Hexagonal Warping Control of Exceptional Points in Topological Insulator--Ferromagnetic Heterojunctions
Md Afsar Reja, Awadhesh Narayan
TL;DR
The paper addresses how hexagonal warping of topological_insulator surface states influences non-Hermitian exceptional points at TI–FM interfaces and shows that an in-plane magnetic field can tune both the number and positions of these EPs. By deriving an effective NH Hamiltonian that includes lead-induced self-energy and expressing it as $\tilde H = \epsilon_0 + \mathbf{d}\cdot\boldsymbol{\sigma}$, the authors derive EP conditions from $\mathbf{d}_R^2 = \mathbf{d}_I^2$ and $\mathbf{d}_R\cdot\mathbf{d}_I = 0$, obtaining six EPs arranged in a hexagonal pattern whose locations are independent of the warping strength $\lambda$. The magnetic field drives EPs, annihilating four at $B_c = \sqrt{\frac{4}{3}}\gamma$ and leaving two along $k_x = 0$ for larger fields, with hexagonal symmetry broken by the field. When $\lambda=0$ an exceptional ring forms, but finite $\lambda$ fragments this ring into six robust EPs at hexagon vertices, with stronger warping sharpening the phase rigidity features. This work establishes TI–FM heterostructures with hexagonally warped TI surface states as a realistic and tunable platform for exploring non-Hermitian degeneracies in condensed matter systems, with Bi$_2$Te$_3$-based realizations and gating/doping providing experimental handles.
Abstract
Exceptional points (EPs) are non-Hermitian degeneracies, where both eigenvalues and eigenvectors coalesce, which are fundamentally distinct from their Hermitian counterparts.
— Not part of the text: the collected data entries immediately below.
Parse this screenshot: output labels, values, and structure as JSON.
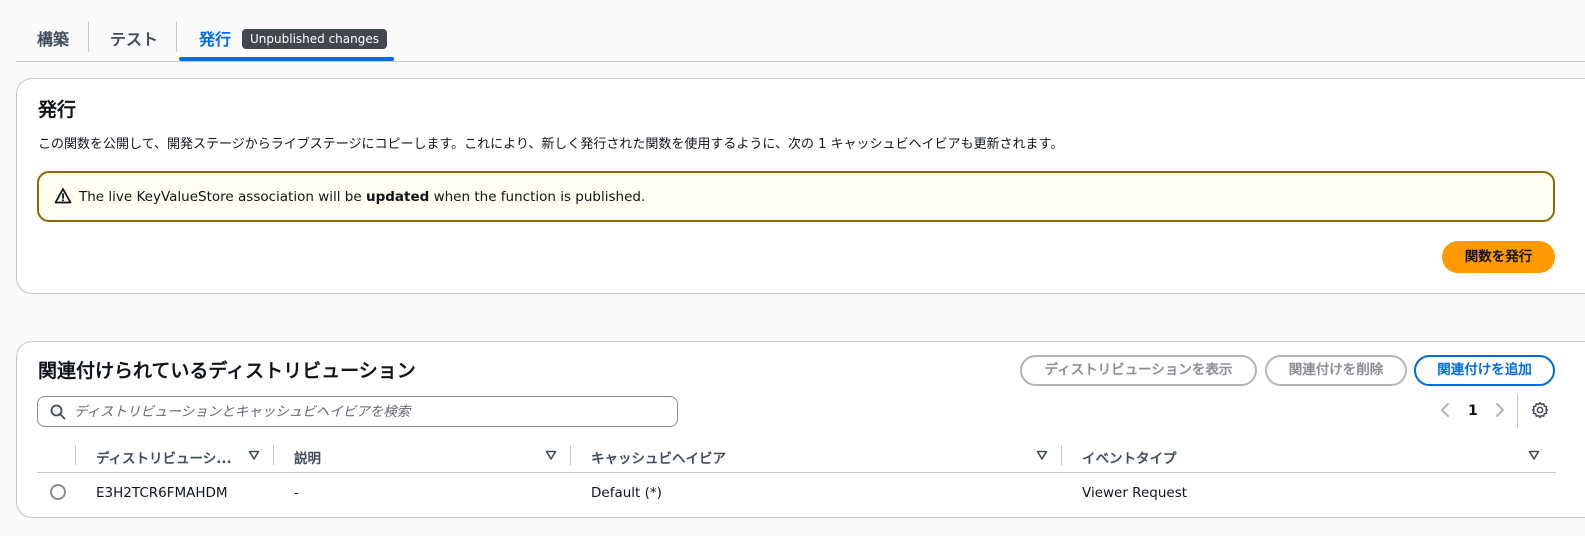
{
  "tabs": [
    {
      "label": "構築"
    },
    {
      "label": "テスト"
    },
    {
      "label": "発行",
      "badge": "Unpublished changes"
    }
  ],
  "publish": {
    "title": "発行",
    "description": "この関数を公開して、開発ステージからライブステージにコピーします。これにより、新しく発行された関数を使用するように、次の 1 キャッシュビヘイビアも更新されます。",
    "alert": {
      "prefix": "The live KeyValueStore association will be ",
      "bold": "updated",
      "suffix": " when the function is published."
    },
    "publish_button": "関数を発行"
  },
  "distributions": {
    "title": "関連付けられているディストリビューション",
    "buttons": {
      "view": "ディストリビューションを表示",
      "remove": "関連付けを削除",
      "add": "関連付けを追加"
    },
    "search_placeholder": "ディストリビューションとキャッシュビヘイビアを検索",
    "page": "1",
    "columns": [
      "ディストリビューシ...",
      "説明",
      "キャッシュビヘイビア",
      "イベントタイプ"
    ],
    "rows": [
      {
        "distribution": "E3H2TCR6FMAHDM",
        "description": "-",
        "cache_behavior": "Default (*)",
        "event_type": "Viewer Request"
      }
    ]
  },
  "colors": {
    "accent": "#006ce0",
    "primary_button": "#ff9900",
    "warning_border": "#8d6605",
    "warning_bg": "#fffef0",
    "badge_bg": "#424650"
  },
  "icons": [
    "warning-icon",
    "search-icon",
    "chevron-left-icon",
    "chevron-right-icon",
    "settings-icon",
    "sort-caret-icon"
  ]
}
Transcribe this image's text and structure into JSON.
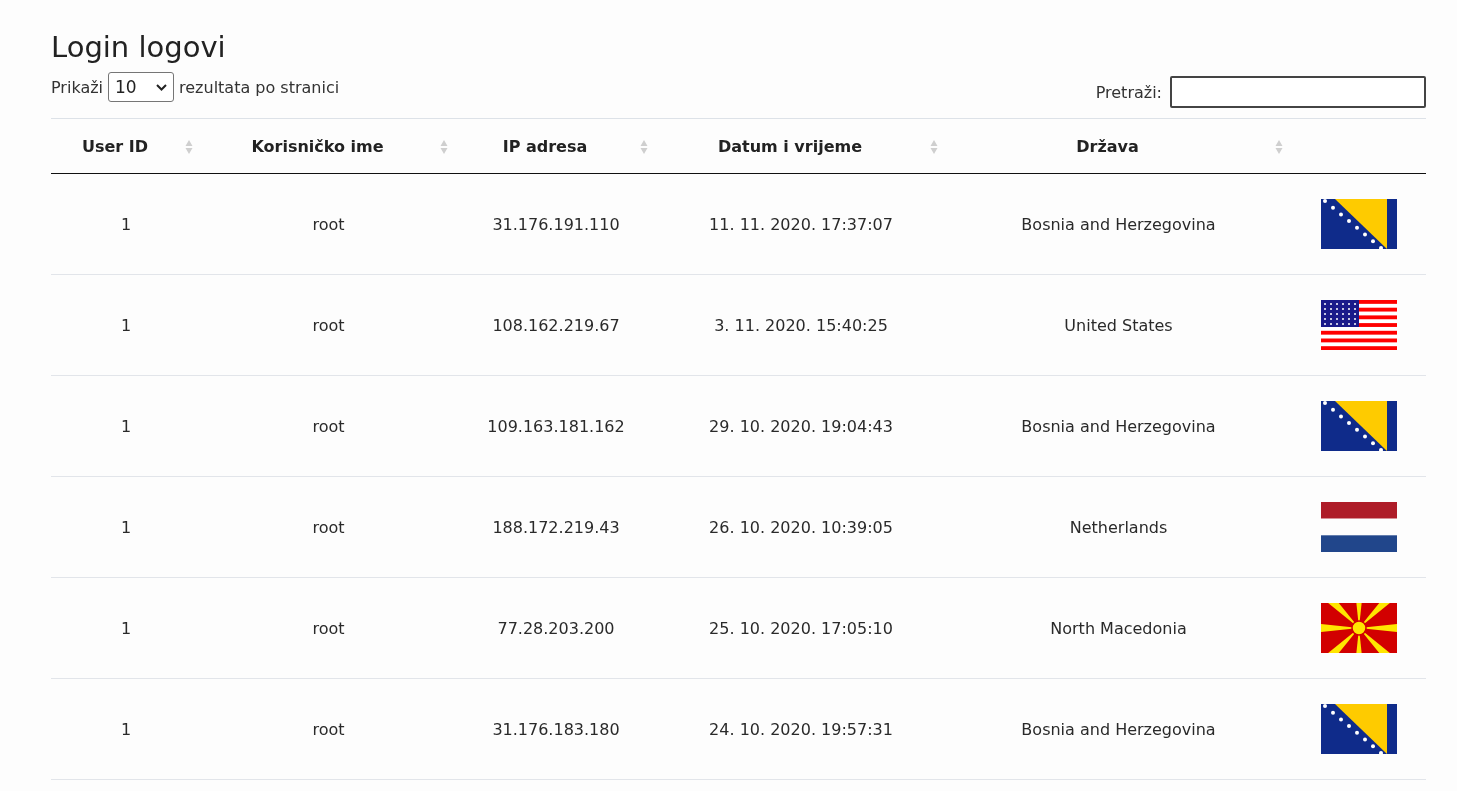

In this study, we investigate the influence of hexagonal warping on EPs emerging at the interfaces between topological insulators and ferromagnets. We demonstrate that the presence of the warping term plays a crucial role in determining the locations of the EPs. Furthermore, we show that the number as well as the positions of EPs emerging at such junctions can be tuned by an applied magnetic field. Our results establish a realistic and experimentally accessible platform for exploring non-Hermitian physics in topological insulator-ferromagnet junctions.